El país mantuvo estables sus resultados en lectura y ciencias frente al promedio de la OCDE, aunque registró un retroceso en matemáticas. El organismo destacó el compromiso docente y la mayor cobertura escolar.
CDMX.- Los resultados de la prueba PISA 2025 revelan un panorama de contrastes para México. Si bien el país no logró superar el rezago histórico frente a los países de la Organización para la Cooperación y el Desarrollo Económicos (OCDE) en matemáticas, lectura y ciencias, logró contener el deterioro educativo que afecta a nivel internacional.

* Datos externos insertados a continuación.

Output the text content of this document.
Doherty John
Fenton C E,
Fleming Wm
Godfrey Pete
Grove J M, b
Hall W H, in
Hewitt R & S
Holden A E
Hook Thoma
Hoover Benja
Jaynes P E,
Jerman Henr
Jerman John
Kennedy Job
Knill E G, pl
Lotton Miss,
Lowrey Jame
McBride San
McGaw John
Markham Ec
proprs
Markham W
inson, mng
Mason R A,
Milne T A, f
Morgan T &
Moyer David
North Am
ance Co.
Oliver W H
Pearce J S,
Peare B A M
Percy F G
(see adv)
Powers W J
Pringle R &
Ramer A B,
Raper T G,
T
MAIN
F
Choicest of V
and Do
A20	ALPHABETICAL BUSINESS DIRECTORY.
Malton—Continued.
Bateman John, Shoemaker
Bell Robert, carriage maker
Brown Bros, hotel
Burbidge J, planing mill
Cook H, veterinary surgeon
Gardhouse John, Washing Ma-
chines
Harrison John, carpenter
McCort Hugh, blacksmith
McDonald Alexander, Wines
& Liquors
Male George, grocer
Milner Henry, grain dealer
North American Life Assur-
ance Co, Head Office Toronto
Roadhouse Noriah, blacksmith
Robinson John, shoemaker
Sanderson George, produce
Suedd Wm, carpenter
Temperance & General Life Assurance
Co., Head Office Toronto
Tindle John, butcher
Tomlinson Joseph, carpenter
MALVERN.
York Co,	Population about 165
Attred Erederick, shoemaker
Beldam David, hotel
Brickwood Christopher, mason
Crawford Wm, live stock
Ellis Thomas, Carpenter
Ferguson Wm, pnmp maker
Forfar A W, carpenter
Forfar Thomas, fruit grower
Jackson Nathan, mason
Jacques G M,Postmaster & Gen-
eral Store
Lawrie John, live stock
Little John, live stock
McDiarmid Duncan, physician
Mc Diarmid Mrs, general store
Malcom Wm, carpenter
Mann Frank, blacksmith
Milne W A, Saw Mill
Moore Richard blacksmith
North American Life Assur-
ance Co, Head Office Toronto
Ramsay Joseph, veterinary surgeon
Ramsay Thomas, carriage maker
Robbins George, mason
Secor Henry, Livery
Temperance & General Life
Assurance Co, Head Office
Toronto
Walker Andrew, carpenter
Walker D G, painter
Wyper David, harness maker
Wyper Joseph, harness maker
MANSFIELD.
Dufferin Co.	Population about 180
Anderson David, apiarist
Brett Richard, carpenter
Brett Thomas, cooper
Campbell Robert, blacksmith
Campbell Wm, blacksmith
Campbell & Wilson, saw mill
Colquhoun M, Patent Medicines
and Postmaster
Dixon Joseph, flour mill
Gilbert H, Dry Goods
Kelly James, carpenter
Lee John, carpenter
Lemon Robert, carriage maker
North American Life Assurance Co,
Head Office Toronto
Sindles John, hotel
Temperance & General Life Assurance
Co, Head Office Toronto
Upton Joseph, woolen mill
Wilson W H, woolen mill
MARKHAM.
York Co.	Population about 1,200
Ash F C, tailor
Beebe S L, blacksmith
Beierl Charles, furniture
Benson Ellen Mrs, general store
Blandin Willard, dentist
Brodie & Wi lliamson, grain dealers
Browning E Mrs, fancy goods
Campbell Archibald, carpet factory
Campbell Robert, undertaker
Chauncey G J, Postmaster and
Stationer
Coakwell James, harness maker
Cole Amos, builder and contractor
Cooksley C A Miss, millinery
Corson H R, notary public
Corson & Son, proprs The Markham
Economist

Andreas Schleicher, director de Educación y Competencias de la OCDE, subrayó que en un contexto global de retrocesos en los aprendizajes, el sistema educativo mexicano demostró resiliencia al conservar estables sus niveles en ciencias —área principal de esta edición— y en lectura en comparación con 2022. Sin embargo, el punto crítico se localiza en matemáticas, asignatura que registró una disminución en su puntaje.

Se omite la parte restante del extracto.